Sebagai akhir kata, peneliti mengharapkan semoga skripsi ini dapat bermanfaat bagi peneliti khususnya dan para pembaca umumnya.

BAB I
PENDAHULUAN
1.      Latar Belakang
Disadari ataupun tidak, sesungguhnya manusia memiliki naluri dan watak berpolitik, watak untuk mengatur, mempengaruhi, dan menghegemoni orang lain. Berpolitik merupakan aktualisasi diri dalam ranah publik sebagai bukti bahwa dirinya memiliki  kekuatan  yang  dapat  didarmabaktikan  kepada  bangsa  dan  negara  atau kepada masyarakat luas. Selain itu berpolitik juga panggilan dari ajaran Islam, salah satunya untuk melakukan dakwah amar makruf nahi munkar.

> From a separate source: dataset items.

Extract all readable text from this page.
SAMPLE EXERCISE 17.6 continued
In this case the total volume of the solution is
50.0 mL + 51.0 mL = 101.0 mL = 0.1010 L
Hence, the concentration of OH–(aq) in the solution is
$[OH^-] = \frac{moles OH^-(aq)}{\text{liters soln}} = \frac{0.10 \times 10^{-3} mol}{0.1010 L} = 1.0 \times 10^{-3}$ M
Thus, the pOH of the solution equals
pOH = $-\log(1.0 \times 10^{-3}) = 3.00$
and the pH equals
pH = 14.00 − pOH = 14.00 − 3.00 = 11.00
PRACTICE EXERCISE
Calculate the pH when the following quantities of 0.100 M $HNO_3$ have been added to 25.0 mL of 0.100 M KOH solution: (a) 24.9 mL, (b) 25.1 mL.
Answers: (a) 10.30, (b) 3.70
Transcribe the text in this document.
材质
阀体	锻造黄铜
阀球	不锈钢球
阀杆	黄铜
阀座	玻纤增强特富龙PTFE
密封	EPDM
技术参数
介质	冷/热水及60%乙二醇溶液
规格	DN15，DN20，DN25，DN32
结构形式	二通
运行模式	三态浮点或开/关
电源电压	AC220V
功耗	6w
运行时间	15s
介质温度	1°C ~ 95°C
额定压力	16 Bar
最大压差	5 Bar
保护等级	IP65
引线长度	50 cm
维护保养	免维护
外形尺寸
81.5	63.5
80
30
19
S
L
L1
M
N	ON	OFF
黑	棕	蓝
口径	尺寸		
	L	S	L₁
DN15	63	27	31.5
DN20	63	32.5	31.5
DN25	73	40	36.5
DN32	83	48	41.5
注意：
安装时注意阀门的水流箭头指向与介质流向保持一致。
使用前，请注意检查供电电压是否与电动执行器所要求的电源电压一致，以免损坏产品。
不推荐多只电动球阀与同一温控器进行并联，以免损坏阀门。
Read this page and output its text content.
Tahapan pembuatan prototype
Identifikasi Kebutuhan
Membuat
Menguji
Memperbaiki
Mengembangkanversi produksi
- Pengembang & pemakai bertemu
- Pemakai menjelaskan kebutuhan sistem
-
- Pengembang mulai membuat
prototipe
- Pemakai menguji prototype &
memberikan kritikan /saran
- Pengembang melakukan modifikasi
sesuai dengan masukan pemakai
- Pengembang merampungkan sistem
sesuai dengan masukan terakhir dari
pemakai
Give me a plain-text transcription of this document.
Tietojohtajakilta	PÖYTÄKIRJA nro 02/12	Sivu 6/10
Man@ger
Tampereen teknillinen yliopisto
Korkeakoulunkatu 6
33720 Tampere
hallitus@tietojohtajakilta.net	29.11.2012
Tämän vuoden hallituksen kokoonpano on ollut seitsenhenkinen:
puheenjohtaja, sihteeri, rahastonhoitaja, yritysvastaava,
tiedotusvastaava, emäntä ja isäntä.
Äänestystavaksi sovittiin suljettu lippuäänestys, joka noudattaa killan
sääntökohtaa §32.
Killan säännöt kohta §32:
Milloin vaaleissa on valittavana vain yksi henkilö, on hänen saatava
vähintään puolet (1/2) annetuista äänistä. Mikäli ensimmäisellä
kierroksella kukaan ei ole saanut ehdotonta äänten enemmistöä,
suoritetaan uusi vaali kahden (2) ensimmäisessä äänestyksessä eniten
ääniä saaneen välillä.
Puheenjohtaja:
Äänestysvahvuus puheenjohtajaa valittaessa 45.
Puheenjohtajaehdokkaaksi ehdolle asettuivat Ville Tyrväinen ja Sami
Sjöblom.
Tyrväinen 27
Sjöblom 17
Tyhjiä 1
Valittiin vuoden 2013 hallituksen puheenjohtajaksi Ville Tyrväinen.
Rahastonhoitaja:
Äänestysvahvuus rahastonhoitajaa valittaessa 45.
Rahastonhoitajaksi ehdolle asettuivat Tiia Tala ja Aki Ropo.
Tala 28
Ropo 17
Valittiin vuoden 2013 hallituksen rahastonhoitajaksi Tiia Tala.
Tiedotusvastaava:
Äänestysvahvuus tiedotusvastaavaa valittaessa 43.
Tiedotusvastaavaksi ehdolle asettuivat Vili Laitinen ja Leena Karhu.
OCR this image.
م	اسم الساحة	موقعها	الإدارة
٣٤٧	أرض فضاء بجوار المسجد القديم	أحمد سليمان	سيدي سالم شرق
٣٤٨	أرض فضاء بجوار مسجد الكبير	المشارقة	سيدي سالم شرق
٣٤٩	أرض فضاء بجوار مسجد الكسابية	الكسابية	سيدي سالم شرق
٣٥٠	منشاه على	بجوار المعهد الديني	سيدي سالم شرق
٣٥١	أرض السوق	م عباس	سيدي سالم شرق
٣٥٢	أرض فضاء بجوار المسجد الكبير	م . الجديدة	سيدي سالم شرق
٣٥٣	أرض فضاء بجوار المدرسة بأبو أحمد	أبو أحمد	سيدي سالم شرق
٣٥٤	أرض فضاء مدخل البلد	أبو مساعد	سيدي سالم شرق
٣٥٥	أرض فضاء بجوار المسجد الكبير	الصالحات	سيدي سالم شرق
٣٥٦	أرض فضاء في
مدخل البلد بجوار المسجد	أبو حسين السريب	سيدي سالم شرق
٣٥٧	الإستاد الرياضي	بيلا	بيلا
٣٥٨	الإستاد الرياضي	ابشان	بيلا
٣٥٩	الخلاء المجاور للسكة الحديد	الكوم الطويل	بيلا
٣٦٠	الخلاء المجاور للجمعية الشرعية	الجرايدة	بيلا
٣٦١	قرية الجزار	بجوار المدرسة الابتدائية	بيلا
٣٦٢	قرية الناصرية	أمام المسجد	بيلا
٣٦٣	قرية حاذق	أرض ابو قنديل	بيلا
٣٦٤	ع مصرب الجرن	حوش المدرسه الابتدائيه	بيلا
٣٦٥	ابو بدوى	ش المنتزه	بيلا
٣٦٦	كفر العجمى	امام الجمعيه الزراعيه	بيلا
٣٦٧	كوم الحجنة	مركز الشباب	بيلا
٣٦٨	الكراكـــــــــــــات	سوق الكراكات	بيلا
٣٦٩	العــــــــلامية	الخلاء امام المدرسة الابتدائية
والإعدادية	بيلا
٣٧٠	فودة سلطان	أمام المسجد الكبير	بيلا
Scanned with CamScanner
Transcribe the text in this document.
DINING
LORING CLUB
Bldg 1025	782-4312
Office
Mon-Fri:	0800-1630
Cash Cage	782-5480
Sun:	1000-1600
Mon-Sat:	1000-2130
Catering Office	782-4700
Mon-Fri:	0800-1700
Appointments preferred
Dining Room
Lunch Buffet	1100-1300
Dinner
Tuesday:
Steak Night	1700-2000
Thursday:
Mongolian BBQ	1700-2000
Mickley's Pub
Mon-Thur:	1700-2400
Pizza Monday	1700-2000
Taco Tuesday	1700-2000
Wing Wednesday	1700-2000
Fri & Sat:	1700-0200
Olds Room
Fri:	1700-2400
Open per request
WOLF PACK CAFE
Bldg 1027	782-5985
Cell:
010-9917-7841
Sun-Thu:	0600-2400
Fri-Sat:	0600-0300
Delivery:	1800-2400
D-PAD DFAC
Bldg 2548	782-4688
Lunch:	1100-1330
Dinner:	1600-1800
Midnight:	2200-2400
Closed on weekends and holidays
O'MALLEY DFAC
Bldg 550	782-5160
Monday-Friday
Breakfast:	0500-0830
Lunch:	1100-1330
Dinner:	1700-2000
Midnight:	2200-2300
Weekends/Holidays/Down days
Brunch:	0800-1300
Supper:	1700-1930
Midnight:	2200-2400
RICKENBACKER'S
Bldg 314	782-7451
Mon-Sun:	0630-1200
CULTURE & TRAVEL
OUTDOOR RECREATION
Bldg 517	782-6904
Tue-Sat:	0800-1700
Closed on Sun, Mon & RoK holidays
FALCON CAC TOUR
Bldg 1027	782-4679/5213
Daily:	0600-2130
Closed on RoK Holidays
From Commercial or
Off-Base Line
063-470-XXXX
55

Tidaklah herakan kalau dalam bentangan sejarah yang panjang, sejak Rasulullah Muhammad saw, khulafaurrasyidin, Umayyah (661-750) sampai Abbasiyah (750-1258)   diwarnai kejayaan dalam bidang politik, karena kemampuannya melakukan ekspansi atau futuhat[1]  ke negara-negara atau daerah lain.[2]  Selain itu, karena persoalan politik juga, perpecahan, peperangan dan pertumpahan darah di tubuh umat Islam tidak dapat dielakkan. Perang jamal   antara menantu dan mertua (Ali bin Abi Thalib dengan ‘Aisyah), perang siffin antara khalifah dengan gubernur (Ali bin Abi Thalib dengan Mu’awiyyah) sebagai bukti sejarah yang sulit dibantah. Peristiwa politik ini sebagai bahan analisis orientalis, yang berkesimpulan bahwa berkembangnya Islam karena perang, berarti umat Islam suka menumpahkan darah. Hal ini diperkuat perilaku politik negara-negara Islam yang tidak dapat bersatu, malah berperang sesama negara Islam, misalnya Iran-Irak, Iran-Kuwait. Juga konflik sesama gerakan politik di Timur Tengah,[3]   misalnya  antara  Hamas  dan  Fatah  di  Palestina.  Bahkan  lahirnya  aliran teologi Islam juga berawal dari masalah politik,[4] sehingga sesungguhnya Islam tidak dapat dilepaskan dari politik. Tidak hanya itu, munculnya hadis palsu yang dibuat oleh  orang-orang  muslim  atau  non-muslim,  karena  didorong  oleh  motif-motif politik,[5] misalnya hadis di bawah ini:
ﻚﺘﻌﻴﺷ ﻲﻴﺤﻤﻟو ﻚﺘﻌﻴﺸﻟو ﻚﻠهﻷو ﻚﻳﺪﻟاﻮﻟو ﻚﺘﻳرﺬﻟو ﻚﻟ ﺮﻔﻏ ﷲا نإ ﻲﻠﻋ ﺎﻳ
“Wahai ‘Ali, sesungguhnya Allah telah mengampuni kamu, keturunanmu, orang tuamu, keluargamu, pengikutmu,dan orang-orang yang menghidupkan syi’ahmu”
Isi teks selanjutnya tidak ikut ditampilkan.